On the side of the lake from which the wind was coming, the clouds were slowly gathering, but for the moment the sky was a crisp, clear, rich blue with just the very occasional small puff of cloud. It was certainly difficult in the gusts to keep the camera and lens steady, but had I brought out even the lightest tripod, I might well lose the opportunity that now presented itself.
What acted in my favour despite the gusty nature of the wind was the sun was bright and the air clear, so I was able to use a fast shutter speed, so long as I held the monopod and lens as firmly as possible and focussed carefully.

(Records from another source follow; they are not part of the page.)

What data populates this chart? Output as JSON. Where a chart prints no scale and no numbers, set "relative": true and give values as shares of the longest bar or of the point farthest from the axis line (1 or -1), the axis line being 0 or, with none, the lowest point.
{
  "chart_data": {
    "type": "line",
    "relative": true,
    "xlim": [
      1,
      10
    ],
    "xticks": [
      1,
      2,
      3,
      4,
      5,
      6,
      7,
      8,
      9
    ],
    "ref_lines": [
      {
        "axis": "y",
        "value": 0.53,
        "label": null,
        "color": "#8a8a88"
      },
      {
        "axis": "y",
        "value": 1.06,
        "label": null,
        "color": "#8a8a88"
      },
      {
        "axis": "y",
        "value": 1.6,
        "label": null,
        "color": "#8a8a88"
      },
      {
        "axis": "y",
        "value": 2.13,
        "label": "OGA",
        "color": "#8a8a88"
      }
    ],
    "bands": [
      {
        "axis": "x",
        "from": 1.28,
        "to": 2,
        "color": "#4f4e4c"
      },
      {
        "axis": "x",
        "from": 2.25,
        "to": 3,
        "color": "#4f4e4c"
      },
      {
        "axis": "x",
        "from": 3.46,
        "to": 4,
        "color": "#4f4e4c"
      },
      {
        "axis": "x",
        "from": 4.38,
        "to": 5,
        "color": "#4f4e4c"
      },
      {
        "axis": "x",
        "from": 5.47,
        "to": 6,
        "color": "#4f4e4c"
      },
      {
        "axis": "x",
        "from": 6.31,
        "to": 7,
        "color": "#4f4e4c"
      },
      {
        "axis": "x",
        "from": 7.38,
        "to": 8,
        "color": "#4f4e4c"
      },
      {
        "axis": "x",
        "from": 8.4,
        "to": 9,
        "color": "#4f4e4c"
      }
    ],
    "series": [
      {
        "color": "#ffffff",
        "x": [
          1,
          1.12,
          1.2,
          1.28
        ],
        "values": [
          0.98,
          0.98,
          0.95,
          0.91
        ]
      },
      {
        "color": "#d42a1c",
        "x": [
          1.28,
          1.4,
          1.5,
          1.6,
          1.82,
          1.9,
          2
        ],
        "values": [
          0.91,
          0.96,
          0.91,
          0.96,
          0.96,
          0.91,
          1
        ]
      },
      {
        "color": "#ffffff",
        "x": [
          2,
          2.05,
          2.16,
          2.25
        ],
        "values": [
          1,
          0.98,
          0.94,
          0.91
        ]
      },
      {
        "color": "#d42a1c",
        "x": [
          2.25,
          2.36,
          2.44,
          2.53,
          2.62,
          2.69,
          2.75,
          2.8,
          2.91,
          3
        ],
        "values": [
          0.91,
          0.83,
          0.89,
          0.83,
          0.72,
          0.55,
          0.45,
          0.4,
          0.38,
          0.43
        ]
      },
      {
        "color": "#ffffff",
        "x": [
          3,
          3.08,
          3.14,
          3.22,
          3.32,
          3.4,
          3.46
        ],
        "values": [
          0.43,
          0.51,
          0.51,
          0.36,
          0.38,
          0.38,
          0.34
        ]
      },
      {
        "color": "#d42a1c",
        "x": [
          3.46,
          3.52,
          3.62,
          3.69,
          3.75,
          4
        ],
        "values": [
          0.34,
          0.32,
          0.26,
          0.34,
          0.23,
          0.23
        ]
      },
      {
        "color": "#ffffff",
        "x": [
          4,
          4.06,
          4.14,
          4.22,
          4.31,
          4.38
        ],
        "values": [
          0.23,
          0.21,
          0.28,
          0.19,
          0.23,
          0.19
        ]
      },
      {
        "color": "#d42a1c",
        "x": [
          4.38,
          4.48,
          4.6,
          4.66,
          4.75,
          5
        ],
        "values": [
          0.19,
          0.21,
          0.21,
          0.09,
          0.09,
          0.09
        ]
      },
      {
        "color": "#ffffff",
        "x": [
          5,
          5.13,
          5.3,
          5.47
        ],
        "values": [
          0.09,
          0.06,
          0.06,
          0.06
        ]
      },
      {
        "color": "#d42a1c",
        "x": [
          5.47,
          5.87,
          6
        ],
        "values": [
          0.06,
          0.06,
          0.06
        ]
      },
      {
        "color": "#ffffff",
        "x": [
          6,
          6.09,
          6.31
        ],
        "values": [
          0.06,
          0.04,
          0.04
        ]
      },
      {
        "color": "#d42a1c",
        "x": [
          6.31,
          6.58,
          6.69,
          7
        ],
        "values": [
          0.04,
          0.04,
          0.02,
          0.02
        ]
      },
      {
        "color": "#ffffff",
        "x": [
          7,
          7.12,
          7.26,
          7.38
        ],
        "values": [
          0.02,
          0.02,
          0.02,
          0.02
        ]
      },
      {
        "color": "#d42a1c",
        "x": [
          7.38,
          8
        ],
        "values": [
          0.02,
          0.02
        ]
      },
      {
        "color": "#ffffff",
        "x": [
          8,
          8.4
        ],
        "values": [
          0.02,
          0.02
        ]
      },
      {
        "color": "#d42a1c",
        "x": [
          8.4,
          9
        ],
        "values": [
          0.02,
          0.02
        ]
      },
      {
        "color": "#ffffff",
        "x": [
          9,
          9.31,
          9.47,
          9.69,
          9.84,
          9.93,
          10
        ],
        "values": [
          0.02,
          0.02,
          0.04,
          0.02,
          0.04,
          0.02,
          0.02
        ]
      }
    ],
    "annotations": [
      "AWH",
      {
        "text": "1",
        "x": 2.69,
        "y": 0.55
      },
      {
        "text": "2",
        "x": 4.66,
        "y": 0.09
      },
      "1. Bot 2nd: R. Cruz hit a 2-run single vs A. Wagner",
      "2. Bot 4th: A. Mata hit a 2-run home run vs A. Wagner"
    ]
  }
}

I surprised myself by capturing a couple of moderately crisp shots of a cormorant flying by, but the percentage success was barely 35%!
I had not put any gloves on and had only a pullover, so the wind finally proved to be the deciding factor in when I stopped shooting and put the gear back in the car, and found a spare plastic bag to put the now well mud-clogged wellies in the boot and don some shoes for the return drive after a hasty cup of warming tea.
Nothing spectacular to show for the sortie, but competent considering the conditions, however the lens I would have liked to use I had re-packed and returned to Sigma the day before because I had not anticipated such a bright day, and also knew there was a journalist waiting his turn to give it a test.